Dyslipidemia
 

Clinical Guidelines on Dyslipidemia Management in CKD
Several professional medical societies have established recommendations for dyslipidemia management for patients with CKD. The National Cholesterol Education Program Adult Treatment Panel III (NCEP ATP III) guidelines are applicable to the general population of primary care patients, including those with CKD.22 Although published more than a decade ago, the ATP III guidelines (and the 2004 focused update)23 remain the standard of care for dyslipidemia management in the primary care setting. A revised NCEP guideline, ATP IV, is in development and will be released later this year or early next year.
    
The 2003 KDOQI guidelines provide specific guidance on the treatment of dyslipidemia in the presence of CKD.24 The KDOQI recommendations include specific treatment targets for each lipid parameter as well as recommendations for initial, add-on, and alternative therapies (Table 3).
   
The key differences between the KDOQI and ATP III recommendations are summarized in Table 4. Importantly, the NKF recommends that all stages of CKD should be considered a CHD risk equivalent. Accordingly, all patients with CKD belong to the highest risk group for CHD, and KDOQI advises that low-density lipoprotein cholesterol (LDL-C) should be lowered to <100 mg/dL (<2.6 mmol/L).

Additional Guidelines
In 2008, the Canadian Society of Nephrology (CSN) and the National Institute for Health and Clinical Excellence (NICE) in the United Kingdom published guidelines for the management of CKD.25,26 These guidelines add to the growing consensus supporting the use of statin therapy to reduce the risk of cardiovascular morbidity and mortality in patients with CKD.
   
The CSN guidelines26 are largely consistent with the recommendations of the NKF and ATP III:
  • For patients with stages 1 to 3 CKD, statin therapy should be initiated and titrated according to existing lipid guidelines for the general population.

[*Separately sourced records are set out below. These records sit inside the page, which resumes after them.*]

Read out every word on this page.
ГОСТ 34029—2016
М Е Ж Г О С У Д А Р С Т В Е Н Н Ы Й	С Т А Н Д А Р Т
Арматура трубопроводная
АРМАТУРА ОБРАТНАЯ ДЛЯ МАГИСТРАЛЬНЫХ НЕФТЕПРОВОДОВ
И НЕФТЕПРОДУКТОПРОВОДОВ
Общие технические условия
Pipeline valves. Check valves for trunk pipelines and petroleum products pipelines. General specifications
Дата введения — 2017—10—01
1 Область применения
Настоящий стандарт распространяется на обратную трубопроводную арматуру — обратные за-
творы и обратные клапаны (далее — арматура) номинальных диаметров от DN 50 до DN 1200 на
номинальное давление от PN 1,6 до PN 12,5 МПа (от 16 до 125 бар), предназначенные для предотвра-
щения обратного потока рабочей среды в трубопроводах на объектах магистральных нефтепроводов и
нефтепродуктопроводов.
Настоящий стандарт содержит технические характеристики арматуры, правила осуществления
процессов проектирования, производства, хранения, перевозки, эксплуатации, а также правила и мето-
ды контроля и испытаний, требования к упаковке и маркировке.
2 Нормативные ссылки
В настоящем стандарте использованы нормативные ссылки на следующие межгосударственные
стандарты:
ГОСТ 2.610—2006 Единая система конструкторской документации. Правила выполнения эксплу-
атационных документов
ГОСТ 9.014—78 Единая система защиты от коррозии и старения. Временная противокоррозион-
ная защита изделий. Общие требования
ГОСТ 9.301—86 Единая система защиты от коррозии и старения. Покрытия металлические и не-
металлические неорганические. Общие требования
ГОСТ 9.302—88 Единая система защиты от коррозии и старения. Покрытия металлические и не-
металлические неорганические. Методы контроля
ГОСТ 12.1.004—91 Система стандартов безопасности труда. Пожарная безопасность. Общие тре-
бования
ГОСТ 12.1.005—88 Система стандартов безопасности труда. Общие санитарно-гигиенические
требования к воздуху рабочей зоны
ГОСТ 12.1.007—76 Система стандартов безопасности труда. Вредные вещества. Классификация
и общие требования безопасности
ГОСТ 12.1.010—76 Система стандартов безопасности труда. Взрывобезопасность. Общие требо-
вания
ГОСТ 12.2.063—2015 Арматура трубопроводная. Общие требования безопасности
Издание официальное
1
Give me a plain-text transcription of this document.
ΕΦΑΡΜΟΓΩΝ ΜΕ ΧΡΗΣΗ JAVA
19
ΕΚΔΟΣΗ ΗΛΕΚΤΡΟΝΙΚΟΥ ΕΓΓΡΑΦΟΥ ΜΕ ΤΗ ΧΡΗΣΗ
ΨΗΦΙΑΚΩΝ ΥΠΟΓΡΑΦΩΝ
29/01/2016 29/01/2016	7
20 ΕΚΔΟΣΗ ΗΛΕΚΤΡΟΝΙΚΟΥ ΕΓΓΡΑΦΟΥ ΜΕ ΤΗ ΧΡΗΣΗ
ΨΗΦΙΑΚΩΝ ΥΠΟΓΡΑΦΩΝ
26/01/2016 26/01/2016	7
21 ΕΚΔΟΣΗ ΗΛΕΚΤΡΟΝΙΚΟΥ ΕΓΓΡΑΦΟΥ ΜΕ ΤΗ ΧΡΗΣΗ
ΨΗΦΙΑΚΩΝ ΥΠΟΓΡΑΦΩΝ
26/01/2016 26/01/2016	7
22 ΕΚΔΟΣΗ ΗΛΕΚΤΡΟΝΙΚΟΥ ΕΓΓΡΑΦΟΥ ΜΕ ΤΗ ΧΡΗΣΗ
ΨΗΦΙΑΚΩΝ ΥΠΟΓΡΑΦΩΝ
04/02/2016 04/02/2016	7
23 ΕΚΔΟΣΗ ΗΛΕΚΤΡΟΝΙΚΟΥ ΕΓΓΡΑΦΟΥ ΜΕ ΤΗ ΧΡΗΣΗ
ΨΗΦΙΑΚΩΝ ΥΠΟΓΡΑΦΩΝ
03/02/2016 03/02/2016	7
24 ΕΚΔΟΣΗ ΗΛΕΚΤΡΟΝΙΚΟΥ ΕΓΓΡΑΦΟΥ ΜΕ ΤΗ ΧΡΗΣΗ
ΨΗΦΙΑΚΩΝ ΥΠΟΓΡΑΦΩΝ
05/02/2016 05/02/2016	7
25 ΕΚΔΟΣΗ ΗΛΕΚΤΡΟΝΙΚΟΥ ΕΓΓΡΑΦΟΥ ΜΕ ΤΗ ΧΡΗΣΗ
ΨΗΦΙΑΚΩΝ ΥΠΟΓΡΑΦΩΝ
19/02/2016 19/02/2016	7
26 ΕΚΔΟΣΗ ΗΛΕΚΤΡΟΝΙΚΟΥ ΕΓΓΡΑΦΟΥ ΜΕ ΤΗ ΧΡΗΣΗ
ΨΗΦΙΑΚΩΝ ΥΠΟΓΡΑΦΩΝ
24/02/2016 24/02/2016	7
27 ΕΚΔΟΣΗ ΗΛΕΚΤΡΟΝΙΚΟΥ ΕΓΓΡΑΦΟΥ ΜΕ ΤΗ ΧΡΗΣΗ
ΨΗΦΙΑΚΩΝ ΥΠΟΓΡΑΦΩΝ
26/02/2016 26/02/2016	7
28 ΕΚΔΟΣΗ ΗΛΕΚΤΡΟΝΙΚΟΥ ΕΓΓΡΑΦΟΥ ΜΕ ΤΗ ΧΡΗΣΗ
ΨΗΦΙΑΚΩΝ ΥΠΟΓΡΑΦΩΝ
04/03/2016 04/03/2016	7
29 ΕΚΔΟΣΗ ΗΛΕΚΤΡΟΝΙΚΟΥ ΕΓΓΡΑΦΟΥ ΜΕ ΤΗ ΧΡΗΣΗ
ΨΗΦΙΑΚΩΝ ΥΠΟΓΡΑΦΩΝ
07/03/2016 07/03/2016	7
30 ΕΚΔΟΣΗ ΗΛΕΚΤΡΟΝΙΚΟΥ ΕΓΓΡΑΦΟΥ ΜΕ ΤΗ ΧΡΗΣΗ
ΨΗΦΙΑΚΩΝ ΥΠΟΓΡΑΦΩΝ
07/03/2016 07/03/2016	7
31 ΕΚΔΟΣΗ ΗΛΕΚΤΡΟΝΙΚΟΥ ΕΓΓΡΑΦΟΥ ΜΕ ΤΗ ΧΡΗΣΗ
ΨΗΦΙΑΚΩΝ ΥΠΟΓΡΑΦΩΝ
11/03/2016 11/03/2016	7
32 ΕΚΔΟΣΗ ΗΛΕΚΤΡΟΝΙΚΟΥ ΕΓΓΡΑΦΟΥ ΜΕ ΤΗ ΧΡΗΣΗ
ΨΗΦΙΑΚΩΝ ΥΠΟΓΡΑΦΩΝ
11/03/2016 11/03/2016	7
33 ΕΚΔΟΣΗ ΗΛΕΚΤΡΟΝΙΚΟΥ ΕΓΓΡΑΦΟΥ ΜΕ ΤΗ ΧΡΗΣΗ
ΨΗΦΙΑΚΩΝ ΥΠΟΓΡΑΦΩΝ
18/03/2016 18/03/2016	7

  • Patients with stage 4 CKD should be treated with statin therapy dosed to achieve an LDL-C level <2.0 mmol/L (<177.2 mg/dL) and a total cholesterol-to-HDL-C ratio <4.0.
  • Treatment with gemfibrozil (1200 mg/d) is an alternative to statin therapy for patients with CKD stages 1 to 3 who are at intermediate or high cardiovascular risk with concomitant low HDL-C levels (<1.0 mmol/L, ~40 mg/dL).
  • At any stage of CKD, fasting TG >10 mmol/L (>180 mg/dL) should be managed with lifestyle changes and treatment with gemfibrozil or niacin to reduce the risk of pancreatitis.
  
The 2008 NICE guidelines recommend statin therapy for primary prevention of CVD in patients with CKD according to lipid guidelines for the general population.25 NICE recommends statins for the secondary prevention of cardiovascular events for all patients with CKD regardless of baseline lipid values. The NICE guidelines do not include recommendations for secondary lipid-modifying therapy for patients with CKD.